Le premier arôme n'est pas celui du café mais celui des céréales grillées : maïs, soja, sésame, avec une pointe de cardamome. Le robusta arrive derrière, très amer, et le sucre brun soude l'ensemble. C'est une boisson épaisse en bouche, presque fumée, qui n'a pas grand-chose à voir avec un café filtre occidental.

La part de café dans le mélange n'est pas normée, et elle change d'une marque à l'autre. C'est pourquoi la caféine est difficile à annoncer : un mélange riche en graines contient moins de café qu'il n'y paraît.
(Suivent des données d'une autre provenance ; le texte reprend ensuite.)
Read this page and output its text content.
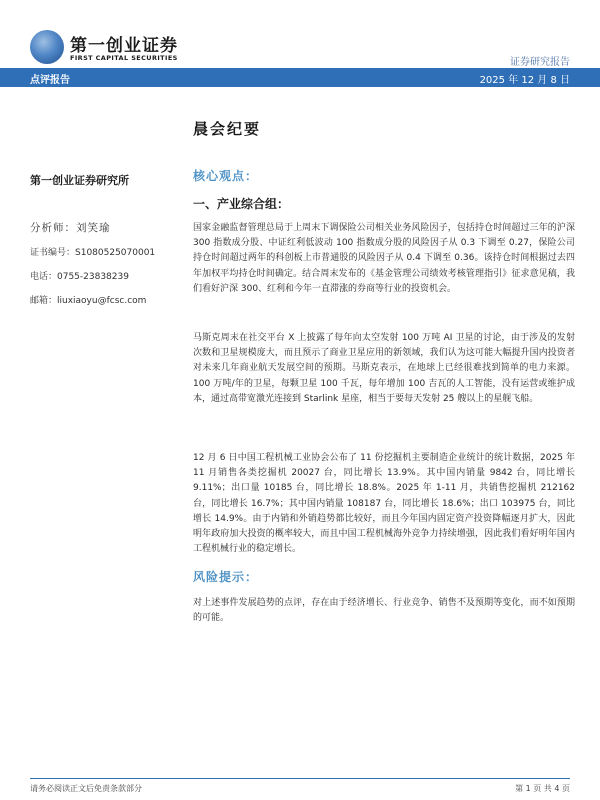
第一创业证券
FIRST CAPITAL SECURITIES	证券研究报告
点评报告	2025 年 12 月 8 日
晨会纪要
第一创业证券研究所
分析师：刘笑瑜
证书编号：S1080525070001
电话：0755-23838239
邮箱：liuxiaoyu@fcsc.com
核心观点：
一、产业综合组：

国家金融监督管理总局于上周末下调保险公司相关业务风险因子，包括持仓时间超过三年的沪深 300 指数成分股、中证红利低波动 100 指数成分股的风险因子从 0.3 下调至 0.27，保险公司持仓时间超过两年的科创板上市普通股的风险因子从 0.4 下调至 0.36。该持仓时间根据过去四年加权平均持仓时间确定。结合周末发布的《基金管理公司绩效考核管理指引》征求意见稿，我们看好沪深 300、红利和今年一直滞涨的券商等行业的投资机会。

马斯克周末在社交平台 X 上披露了每年向太空发射 100 万吨 AI 卫星的讨论，由于涉及的发射次数和卫星规模庞大，而且预示了商业卫星应用的新领域，我们认为这可能大幅提升国内投资者对未来几年商业航天发展空间的预期。马斯克表示，在地球上已经很难找到简单的电力来源。100 万吨/年的卫星，每颗卫星 100 千瓦，每年增加 100 吉瓦的人工智能，没有运营或维护成本，通过高带宽激光连接到 Starlink 星座，相当于要每天发射 25 艘以上的星舰飞船。

12 月 6 日中国工程机械工业协会公布了 11 份挖掘机主要制造企业统计的统计数据，2025 年 11 月销售各类挖掘机 20027 台，同比增长 13.9%。其中国内销量 9842 台，同比增长 9.11%；出口量 10185 台，同比增长 18.8%。2025 年 1-11 月，共销售挖掘机 212162 台，同比增长 16.7%；其中国内销量 108187 台，同比增长 18.6%；出口 103975 台，同比增长 14.9%。由于内销和外销趋势都比较好，而且今年国内固定资产投资降幅逐月扩大，因此明年政府加大投资的概率较大，而且中国工程机械海外竞争力持续增强，因此我们看好明年国内工程机械行业的稳定增长。

风险提示：

对上述事件发展趋势的点评，存在由于经济增长、行业竞争、销售不及预期等变化，而不如预期的可能。

请务必阅读正文后免责条款部分	第 1 页 共 4 页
L'ordre de grandeur de 80 à 150 mg par verre est une estimation large, à prendre comme telle.

Origine et histoire

L'oliang est une boisson de rue et d'échoppe, sans acte de naissance connu. Son nom teochew rattache son apparition à la communauté chinoise de Thaïlande, mais aucune source ne donne de date ni de lieu précis. Le mélange de café et de céréales torréfiées suit une logique ancienne : allonger un ingrédient cher avec des grains locaux, une pratique qu'on retrouve dans de nombreux pays.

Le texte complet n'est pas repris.